神の国の暮らし 感謝④

神の国の暮らし 感謝④

自分の家族、友人、周囲の人々に感謝する

謙遜な人ほど、人に対して感謝の心をもっています。その人たちがいるから今の自分がいる、周りの人たちに助けられて自分は生きている、と謙虚に認められるなら、おのずから感謝があふれてきます。

しかし、高慢だと感謝の心が育ちません。実際、高慢な人の口からは、「ありがとう」のひとことが出にくいのです。もし日頃、「ありがとう」と言っていないなと思ったら、自分の高慢も疑った方がいいでしょう。

周囲の人には、感謝すべきことを探してでも「ありがとう」というべきです。それは、相手の存在を認めることになります。示してくれた親切や励ましの言葉、愛情、助ける行為に対するひとことの「ありがとう」が、その人の価値を高めることになります。第一週の「挨拶」の第五日の例をご覧ください。

逆に、こんなケースもあります。

ある主婦が、交通事故で体が不自由になりました。夫は妻を労わり、かいがいしく家事をこなし、愚痴ることはありませんでした。子供たちも父の手伝いをし、母を励ましました。しかし、女性はそんな夫や子の愛情に感謝ができないのです。夫には、「私のような役立たずとは離婚して、いい人と結婚して」と言い続け、ある日、自ら命を絶ちました。彼女の快復を願っていた家族には悲しみと憤りが残りました。家族は、彼女がそこにいて「ありがとう」と言ってくれれば、それでよかったのです。

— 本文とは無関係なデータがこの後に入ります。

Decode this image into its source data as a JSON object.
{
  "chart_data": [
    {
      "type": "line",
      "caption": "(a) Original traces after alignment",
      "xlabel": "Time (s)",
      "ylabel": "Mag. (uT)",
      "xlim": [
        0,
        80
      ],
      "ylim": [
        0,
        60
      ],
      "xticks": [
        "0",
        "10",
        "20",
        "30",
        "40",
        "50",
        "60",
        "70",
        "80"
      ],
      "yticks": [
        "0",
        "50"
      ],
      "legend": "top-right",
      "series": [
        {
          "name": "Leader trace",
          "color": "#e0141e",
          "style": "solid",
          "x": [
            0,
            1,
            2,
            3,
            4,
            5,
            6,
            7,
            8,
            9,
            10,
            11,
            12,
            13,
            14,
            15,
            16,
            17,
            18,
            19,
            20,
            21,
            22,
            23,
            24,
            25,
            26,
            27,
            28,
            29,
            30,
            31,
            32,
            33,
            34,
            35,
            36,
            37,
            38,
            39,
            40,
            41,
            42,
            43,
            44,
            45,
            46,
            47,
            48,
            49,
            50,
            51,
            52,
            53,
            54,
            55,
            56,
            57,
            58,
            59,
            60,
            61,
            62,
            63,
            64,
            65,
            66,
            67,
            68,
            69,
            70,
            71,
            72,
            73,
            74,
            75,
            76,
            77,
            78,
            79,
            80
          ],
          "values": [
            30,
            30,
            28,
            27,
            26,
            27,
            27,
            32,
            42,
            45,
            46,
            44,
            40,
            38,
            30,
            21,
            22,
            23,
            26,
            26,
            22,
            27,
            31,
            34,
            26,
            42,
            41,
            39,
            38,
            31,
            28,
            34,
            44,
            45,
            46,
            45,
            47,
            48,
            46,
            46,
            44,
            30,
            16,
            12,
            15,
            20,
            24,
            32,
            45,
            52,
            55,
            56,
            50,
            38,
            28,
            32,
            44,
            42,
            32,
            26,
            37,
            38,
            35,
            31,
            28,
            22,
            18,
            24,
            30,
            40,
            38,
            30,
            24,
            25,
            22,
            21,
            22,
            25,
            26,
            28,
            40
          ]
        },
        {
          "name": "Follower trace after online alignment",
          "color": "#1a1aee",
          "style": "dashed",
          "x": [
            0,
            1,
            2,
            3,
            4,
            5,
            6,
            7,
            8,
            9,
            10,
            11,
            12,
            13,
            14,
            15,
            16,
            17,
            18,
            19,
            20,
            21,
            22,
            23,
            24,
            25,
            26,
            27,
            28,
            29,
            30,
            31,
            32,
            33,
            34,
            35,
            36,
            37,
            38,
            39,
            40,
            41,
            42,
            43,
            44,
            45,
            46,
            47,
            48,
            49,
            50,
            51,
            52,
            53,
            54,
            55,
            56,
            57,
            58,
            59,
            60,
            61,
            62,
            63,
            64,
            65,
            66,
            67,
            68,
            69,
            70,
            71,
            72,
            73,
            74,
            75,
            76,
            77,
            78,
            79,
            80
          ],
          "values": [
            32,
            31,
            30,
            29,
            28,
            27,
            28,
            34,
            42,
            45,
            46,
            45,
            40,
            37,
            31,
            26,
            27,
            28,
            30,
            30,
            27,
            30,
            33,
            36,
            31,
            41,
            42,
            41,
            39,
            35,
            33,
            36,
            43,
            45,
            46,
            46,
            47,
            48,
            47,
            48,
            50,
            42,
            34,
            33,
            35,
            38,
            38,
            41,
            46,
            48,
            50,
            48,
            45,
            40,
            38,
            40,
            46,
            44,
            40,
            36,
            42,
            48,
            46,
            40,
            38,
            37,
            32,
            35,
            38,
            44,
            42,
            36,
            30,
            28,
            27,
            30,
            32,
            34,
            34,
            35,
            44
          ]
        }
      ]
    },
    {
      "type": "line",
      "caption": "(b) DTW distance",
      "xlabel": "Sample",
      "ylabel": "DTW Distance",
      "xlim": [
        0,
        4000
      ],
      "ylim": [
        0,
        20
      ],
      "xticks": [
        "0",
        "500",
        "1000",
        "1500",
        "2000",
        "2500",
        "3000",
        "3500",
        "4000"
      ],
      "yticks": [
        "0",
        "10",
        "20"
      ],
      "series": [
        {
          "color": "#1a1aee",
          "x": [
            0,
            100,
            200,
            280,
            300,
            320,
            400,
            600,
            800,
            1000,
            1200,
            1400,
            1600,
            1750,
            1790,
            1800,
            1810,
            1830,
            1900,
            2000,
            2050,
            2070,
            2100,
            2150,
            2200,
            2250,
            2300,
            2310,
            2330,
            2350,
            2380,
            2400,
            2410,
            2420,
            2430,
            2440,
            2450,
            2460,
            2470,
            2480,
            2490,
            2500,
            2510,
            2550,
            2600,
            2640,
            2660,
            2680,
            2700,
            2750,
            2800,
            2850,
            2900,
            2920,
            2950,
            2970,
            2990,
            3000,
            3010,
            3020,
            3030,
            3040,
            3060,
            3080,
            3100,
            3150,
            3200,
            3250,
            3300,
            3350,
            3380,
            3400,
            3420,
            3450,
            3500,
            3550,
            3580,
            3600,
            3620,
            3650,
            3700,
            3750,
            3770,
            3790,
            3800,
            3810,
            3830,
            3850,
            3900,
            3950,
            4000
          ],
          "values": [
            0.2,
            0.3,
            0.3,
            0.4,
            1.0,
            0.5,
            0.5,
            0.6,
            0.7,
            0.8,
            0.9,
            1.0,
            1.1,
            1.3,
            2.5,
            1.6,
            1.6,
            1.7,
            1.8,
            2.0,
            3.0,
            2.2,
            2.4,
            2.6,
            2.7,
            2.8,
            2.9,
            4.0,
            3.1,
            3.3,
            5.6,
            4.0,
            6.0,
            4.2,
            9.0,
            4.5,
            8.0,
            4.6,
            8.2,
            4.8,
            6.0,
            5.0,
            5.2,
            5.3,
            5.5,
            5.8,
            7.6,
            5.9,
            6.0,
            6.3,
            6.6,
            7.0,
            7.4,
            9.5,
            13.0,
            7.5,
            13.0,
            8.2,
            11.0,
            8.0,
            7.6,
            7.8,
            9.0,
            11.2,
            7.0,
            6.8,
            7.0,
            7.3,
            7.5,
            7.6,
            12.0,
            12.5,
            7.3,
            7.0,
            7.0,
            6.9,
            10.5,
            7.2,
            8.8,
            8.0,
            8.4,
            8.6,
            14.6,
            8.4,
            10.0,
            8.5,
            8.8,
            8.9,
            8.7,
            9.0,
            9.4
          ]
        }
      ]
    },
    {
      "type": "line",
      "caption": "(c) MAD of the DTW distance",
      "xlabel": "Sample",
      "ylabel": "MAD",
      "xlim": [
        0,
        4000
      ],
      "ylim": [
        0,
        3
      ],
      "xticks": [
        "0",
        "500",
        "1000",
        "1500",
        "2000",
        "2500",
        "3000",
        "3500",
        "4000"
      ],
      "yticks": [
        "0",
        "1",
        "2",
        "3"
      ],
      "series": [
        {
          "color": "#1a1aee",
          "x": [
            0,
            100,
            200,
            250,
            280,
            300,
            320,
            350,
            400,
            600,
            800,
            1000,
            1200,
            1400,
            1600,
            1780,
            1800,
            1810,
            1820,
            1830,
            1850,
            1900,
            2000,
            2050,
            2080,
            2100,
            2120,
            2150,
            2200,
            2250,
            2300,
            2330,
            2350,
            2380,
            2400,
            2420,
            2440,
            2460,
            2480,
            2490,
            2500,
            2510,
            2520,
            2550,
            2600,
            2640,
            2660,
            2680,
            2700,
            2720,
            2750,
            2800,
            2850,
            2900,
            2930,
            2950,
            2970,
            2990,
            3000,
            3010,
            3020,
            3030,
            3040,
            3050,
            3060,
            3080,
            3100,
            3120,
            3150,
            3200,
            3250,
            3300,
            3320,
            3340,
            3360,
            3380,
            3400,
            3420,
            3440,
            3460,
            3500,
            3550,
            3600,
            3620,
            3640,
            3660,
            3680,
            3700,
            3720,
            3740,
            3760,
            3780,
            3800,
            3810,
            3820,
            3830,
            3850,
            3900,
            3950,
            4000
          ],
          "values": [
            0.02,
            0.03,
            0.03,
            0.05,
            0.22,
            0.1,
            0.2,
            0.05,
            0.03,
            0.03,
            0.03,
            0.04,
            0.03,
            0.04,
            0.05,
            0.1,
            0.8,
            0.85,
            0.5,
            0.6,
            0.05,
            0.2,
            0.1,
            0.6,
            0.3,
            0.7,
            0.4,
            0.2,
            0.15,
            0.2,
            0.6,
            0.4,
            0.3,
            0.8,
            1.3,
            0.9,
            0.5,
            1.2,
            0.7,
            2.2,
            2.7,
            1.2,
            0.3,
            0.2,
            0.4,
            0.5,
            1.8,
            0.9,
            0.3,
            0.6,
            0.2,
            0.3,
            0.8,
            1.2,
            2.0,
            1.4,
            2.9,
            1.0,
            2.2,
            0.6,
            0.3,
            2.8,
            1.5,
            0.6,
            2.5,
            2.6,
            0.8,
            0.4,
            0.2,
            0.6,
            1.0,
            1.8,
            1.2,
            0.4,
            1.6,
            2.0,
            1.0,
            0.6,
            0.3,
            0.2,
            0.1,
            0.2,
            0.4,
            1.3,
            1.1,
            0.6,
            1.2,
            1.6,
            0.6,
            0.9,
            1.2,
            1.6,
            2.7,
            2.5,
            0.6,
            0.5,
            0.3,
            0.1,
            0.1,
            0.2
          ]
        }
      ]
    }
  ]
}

「妻は確かにかわいそうでしたが、家族に迷惑をかけたくない、自分は役立たずだと決めつけて死んだのは本当に悔しいです」。夫は怒りさえ感じたと言います。できる人は、自分でできなければ、自分が許せないのかもしれません。でも、謙虚であれば、家族の愛情を感謝で受けとめることができました。体が不自由になっても、「ありがとう」は言えるのです。「ありがとう」と言うことで、家族の役に立てたのです。

謙遜であれば感謝できます。感謝できるだけの謙虚さがあれば、人のために役立てます。「ありがとう」の言葉がどれほど人を励まし、助けることか。

いつも「ありがとう」を心の中に準備していましょう。それが私たちを謙虚にします。すみません」を「ありがとう」の代わりに使わないことも大切です。